Ominously, the story opens on Friday 13th, with New York private eye Harry Angel being hired by the mysterious and malevolent Louis Cyphere to find a crooner named Johnny Favourite who Cyphere claims has reneged on a business deal. Missing persons cases are not Angel’s idea of fun but work being what it is he agrees to take up the almost cold trail of the once famous singer. But what should be a bread and butter case takes on nightmarish proportions when all of Angel’s leads wind up dead in a series of unexplained ritual murders. As Angel is haunted by strange, foreboding dreams, his search for Favourite draws him deep into the secret world of the occult where voodoo and black magic are more than mere superstition. As the shadows that Angel chases begin to close in around him, Hjortsberg turns the knife to inflict the full horror of the detective’s situation.
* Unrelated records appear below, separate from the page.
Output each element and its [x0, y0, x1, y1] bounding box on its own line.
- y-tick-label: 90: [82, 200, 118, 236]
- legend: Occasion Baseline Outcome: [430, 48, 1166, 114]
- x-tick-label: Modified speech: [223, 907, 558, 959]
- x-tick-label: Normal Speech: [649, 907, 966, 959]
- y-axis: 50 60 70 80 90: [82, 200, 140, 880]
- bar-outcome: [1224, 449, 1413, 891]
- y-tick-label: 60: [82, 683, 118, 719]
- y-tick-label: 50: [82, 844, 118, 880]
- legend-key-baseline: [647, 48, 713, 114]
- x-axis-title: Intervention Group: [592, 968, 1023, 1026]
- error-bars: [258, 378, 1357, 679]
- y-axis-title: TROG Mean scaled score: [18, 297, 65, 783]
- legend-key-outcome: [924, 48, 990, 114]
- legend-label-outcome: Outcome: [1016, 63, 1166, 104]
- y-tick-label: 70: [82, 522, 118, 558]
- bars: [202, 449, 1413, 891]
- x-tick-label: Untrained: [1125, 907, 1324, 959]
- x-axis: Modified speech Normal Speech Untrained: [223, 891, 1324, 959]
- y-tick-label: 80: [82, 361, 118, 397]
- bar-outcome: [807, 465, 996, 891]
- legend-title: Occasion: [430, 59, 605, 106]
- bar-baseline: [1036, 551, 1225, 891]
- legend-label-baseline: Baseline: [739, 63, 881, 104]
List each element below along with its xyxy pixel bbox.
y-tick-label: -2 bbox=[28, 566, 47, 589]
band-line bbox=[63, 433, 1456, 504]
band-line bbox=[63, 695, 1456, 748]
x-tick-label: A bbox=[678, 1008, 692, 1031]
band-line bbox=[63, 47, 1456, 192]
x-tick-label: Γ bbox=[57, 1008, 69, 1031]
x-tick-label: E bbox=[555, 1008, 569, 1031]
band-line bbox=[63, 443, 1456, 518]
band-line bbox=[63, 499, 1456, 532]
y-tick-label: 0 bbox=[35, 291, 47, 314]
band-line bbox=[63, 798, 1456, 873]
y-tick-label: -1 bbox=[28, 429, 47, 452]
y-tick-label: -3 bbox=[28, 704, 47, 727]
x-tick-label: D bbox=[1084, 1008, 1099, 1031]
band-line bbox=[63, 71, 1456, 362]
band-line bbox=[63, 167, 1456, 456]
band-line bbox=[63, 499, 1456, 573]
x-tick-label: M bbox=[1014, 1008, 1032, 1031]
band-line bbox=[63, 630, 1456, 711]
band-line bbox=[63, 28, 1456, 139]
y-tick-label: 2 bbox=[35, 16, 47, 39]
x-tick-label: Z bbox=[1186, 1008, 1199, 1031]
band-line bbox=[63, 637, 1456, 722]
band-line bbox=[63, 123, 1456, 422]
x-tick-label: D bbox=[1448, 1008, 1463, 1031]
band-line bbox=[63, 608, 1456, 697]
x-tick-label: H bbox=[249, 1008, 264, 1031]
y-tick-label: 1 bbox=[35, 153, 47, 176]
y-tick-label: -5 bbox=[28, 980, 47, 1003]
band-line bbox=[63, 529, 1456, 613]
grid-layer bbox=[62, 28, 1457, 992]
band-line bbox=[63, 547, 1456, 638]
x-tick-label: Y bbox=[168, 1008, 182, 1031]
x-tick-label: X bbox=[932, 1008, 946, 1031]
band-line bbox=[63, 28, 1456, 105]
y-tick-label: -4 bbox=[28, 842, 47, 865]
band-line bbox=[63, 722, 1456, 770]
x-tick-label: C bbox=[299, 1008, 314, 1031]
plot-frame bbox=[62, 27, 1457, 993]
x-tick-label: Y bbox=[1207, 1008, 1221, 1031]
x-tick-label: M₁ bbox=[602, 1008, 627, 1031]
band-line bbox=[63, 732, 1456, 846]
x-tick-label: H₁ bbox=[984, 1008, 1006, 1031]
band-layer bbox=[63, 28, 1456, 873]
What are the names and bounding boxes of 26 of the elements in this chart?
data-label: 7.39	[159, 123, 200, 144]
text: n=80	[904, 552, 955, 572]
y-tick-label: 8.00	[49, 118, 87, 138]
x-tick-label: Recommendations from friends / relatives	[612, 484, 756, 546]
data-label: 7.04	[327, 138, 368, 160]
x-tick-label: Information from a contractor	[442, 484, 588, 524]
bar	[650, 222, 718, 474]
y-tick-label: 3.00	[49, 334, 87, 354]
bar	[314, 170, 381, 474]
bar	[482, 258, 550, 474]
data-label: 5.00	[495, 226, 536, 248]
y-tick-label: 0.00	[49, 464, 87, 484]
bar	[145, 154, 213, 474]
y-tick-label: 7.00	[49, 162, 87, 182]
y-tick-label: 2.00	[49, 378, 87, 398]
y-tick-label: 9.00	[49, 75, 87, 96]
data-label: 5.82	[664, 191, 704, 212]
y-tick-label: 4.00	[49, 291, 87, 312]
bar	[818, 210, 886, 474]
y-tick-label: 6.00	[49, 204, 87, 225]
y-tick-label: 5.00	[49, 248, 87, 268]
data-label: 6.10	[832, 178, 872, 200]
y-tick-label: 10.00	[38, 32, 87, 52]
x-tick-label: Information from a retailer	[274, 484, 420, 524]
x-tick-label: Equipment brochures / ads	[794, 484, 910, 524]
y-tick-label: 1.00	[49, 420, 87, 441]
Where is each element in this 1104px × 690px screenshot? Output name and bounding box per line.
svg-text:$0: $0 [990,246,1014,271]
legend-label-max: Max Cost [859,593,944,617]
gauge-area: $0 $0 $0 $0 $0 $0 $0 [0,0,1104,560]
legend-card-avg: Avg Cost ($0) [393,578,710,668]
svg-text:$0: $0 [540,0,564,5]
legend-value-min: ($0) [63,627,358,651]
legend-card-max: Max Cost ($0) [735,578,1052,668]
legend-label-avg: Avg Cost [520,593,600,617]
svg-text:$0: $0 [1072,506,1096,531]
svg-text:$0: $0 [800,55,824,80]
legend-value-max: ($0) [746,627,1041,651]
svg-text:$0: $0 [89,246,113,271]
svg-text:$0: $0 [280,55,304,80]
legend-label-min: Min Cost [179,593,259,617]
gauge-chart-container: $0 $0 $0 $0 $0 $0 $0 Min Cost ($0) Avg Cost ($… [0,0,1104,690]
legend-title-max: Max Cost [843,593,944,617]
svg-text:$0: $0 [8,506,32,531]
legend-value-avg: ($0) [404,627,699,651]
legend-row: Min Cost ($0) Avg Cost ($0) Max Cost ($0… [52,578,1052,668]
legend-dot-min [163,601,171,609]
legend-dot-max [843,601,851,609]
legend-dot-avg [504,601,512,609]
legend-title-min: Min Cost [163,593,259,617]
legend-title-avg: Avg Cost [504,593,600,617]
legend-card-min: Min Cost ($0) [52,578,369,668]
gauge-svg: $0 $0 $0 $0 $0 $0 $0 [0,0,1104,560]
This may sound familiar if you’ve seen Angel Heart, Alan Parker’s 1987 film adaptation with Mickey Rourke as Angel, Robert de Niro as Cyphere and Lisa Bonet as the bewitching, and memorably named, Epiphany Proudfoot. But though Parker’s film captures much of the menacing atmosphere, Hjortsberg’s novel is so cunningly weaved that, even having seen the film, the twist in the tale remains masterfully shocking. A book to read with the doors locked and every light in the house burning.